Шаги. Шёпот. Непереносимая маленькая Вселенная чужого мнения.

Но я шла на лекцию. *** К обеду в кампусе стало шумнее. Коридоры гудели голосами, как улей, который потревожили палкой. Я не была голодна, но идти куда-то ещё не хотелось — хотелось просто затеряться среди людей, спрятаться в их шуме, чтобы не слышать собственные мысли.

Буфет находился на первом этаже. Там всегда было тесно: запах кофе, горячих булочек, макарон, нервные первокурсники, которые боятся упасть лицом в стол прямо на глазах у старших курсов, и группа тех, кто считает себя слишком важными, чтобы стоять в очереди.

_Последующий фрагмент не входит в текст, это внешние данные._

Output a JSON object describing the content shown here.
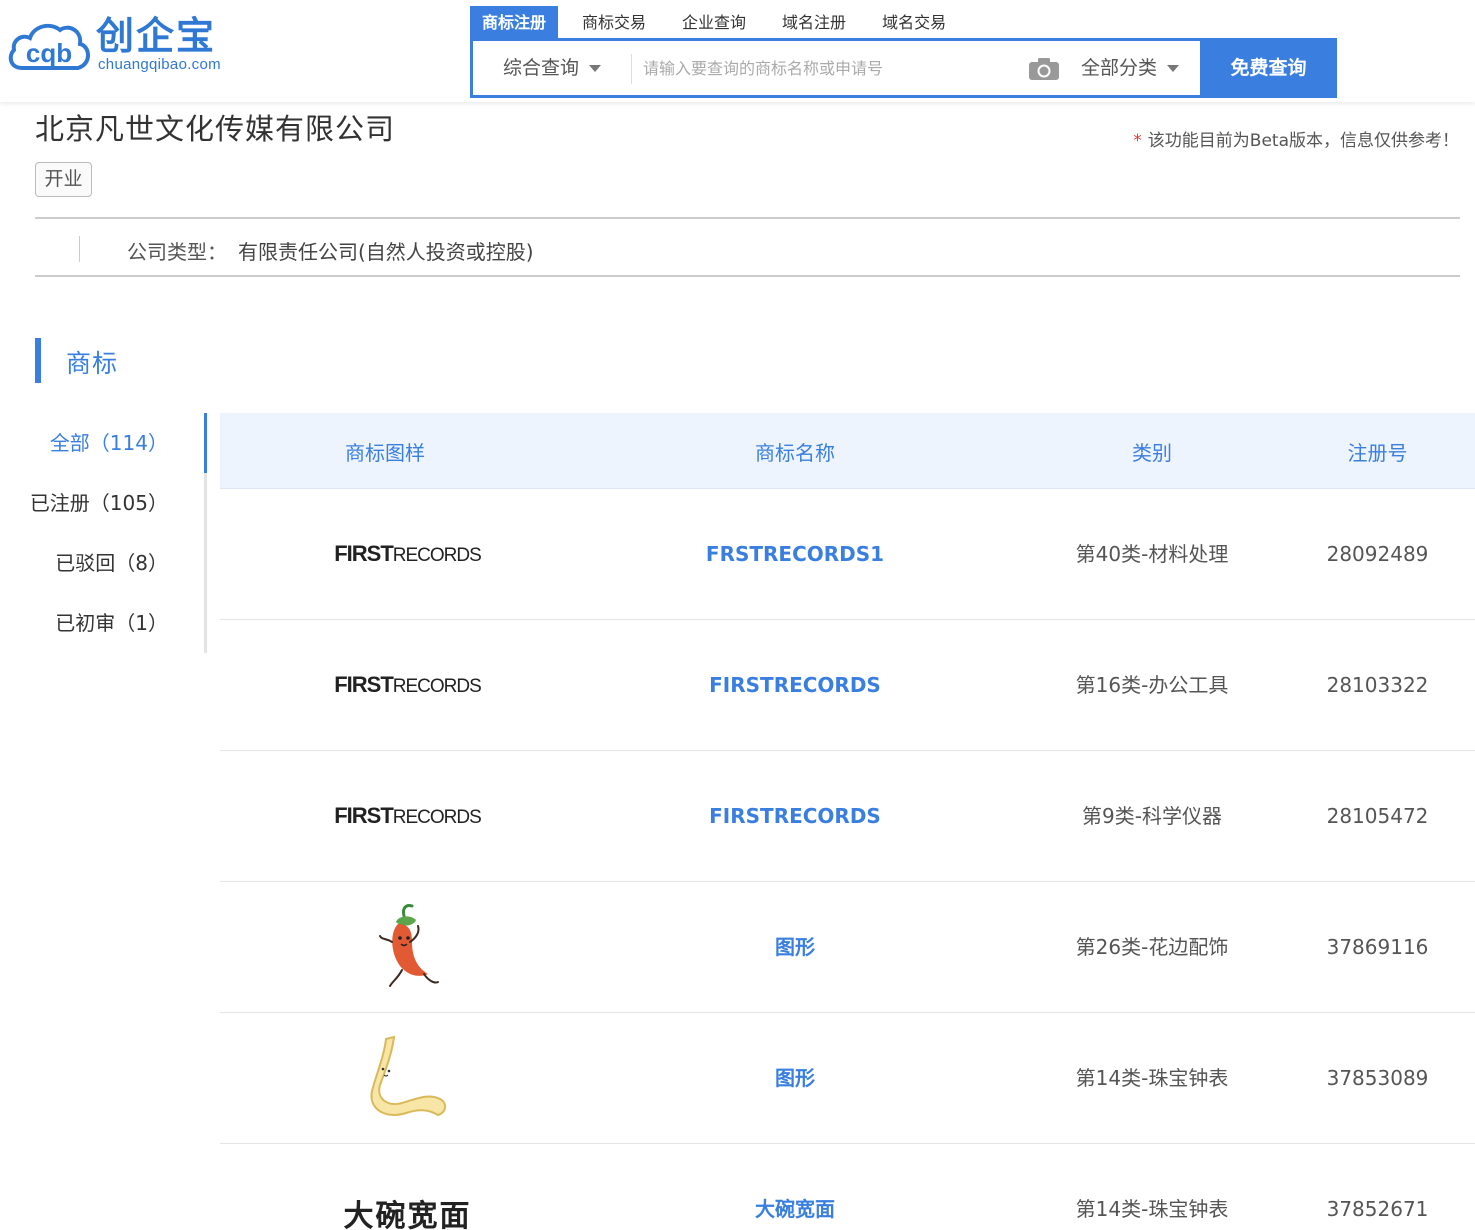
{
  "logo": {
    "short": "cqb",
    "brand": "创企宝",
    "domain": "chuangqibao.com"
  },
  "nav": {
    "tabs": [
      "商标注册",
      "商标交易",
      "企业查询",
      "域名注册",
      "域名交易"
    ],
    "active_index": 0
  },
  "search": {
    "type_label": "综合查询",
    "placeholder": "请输入要查询的商标名称或申请号",
    "category_label": "全部分类",
    "button_label": "免费查询"
  },
  "company": {
    "name": "北京凡世文化传媒有限公司",
    "status": "开业",
    "beta_star": "*",
    "beta_note": "该功能目前为Beta版本，信息仅供参考！",
    "type_label": "公司类型：",
    "type_value": "有限责任公司(自然人投资或控股)"
  },
  "section": {
    "title": "商标"
  },
  "filters": [
    {
      "label": "全部（114）",
      "active": true
    },
    {
      "label": "已注册（105）",
      "active": false
    },
    {
      "label": "已驳回（8）",
      "active": false
    },
    {
      "label": "已初审（1）",
      "active": false
    }
  ],
  "table": {
    "headers": [
      "商标图样",
      "商标名称",
      "类别",
      "注册号"
    ],
    "rows": [
      {
        "logo_type": "firstrecords",
        "logo_text_bold": "FIRST",
        "logo_text_thin": "RECORDS",
        "name": "FRSTRECORDS1",
        "class": "第40类-材料处理",
        "reg_no": "28092489"
      },
      {
        "logo_type": "firstrecords",
        "logo_text_bold": "FIRST",
        "logo_text_thin": "RECORDS",
        "name": "FIRSTRECORDS",
        "class": "第16类-办公工具",
        "reg_no": "28103322"
      },
      {
        "logo_type": "firstrecords",
        "logo_text_bold": "FIRST",
        "logo_text_thin": "RECORDS",
        "name": "FIRSTRECORDS",
        "class": "第9类-科学仪器",
        "reg_no": "28105472"
      },
      {
        "logo_type": "pepper-icon",
        "name": "图形",
        "class": "第26类-花边配饰",
        "reg_no": "37869116"
      },
      {
        "logo_type": "noodle-icon",
        "name": "图形",
        "class": "第14类-珠宝钟表",
        "reg_no": "37853089"
      },
      {
        "logo_type": "text",
        "logo_text": "大碗宽面",
        "name": "大碗宽面",
        "class": "第14类-珠宝钟表",
        "reg_no": "37852671"
      }
    ]
  },
  "colors": {
    "accent": "#3a7fe0",
    "header_bg": "#eef4fd",
    "warning_star": "#e53935"
  }
}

Я вошла — и сразу ощутила десятки взглядов. Не долгая оценка. Просто короткое «это она».

Я сделала вид, что не замечаю. Взяла поднос, пластиковый стакан, кофе из автомата, яблоко — ничего лишнего. Место нашла в углу, возле окна, где почти никто не сидел.

Я только сделала глоток — как рядом кто-то поставил свой поднос.

— Можно? — спросил спокойный голос.

Я подняла глаза.

Передо мной стояла девушка. Невысокая, с ярко-рыжими волосами, собранными в свободный пучок. Чистый взгляд. Уверенный. Но не наглый, как у большинства.

Она держалась так, будто это её территория, но ей не нужно никого в этом убеждать.

— Здесь свободно, — ответила я. Не улыбнулась — просто констатировала факт.

Она села.

Не слишком близко. Но достаточно, чтобы дать понять: это не случайность.

Несколько секунд мы ели молча. Она ковыряла вилкой салат, будто что-то обдумывала.

Потом:

— Тебя зовут Рэн, да? — спросила она.

У меня внутри что-то сжалось.

Слишком прямой заход. Слишком уверенный.

— Да, — ответила я осторожно.

Она кивнула, будто уже знала это.

— Я Виджи, — представилась она. — Мы на одном потоке, но на разных направлениях. А так бы ты меня заметила, уверена.

Наглая улыбка — но тёплая. И немного ироничная.

Я молчала. Она спокойно продолжила есть, не напрягая меня вниманием.

— Я слышала… ну… — Виджи лениво взмахнула вилкой. — Всякое. Но ты, наверное, слышала ещё больше.

Я поставила стакан. Слишком аккуратно, как будто боялась пролить.

— Слышала, — коротко ответила я.

Виджи не стала делать вид, что «поняла» или что ей «жаль». Она только кивнула.

— Люди любят чушь. Особенно про тех, кто не похож на них.

Это прозвучало так буднично, будто она обсуждала погоду.

Я не знала, что на это ответить — и ответила честно:

— Не понимаю, почему ты подошла.

Она усмехнулась.

— А я люблю смотреть в лицо тому, что меня интересует.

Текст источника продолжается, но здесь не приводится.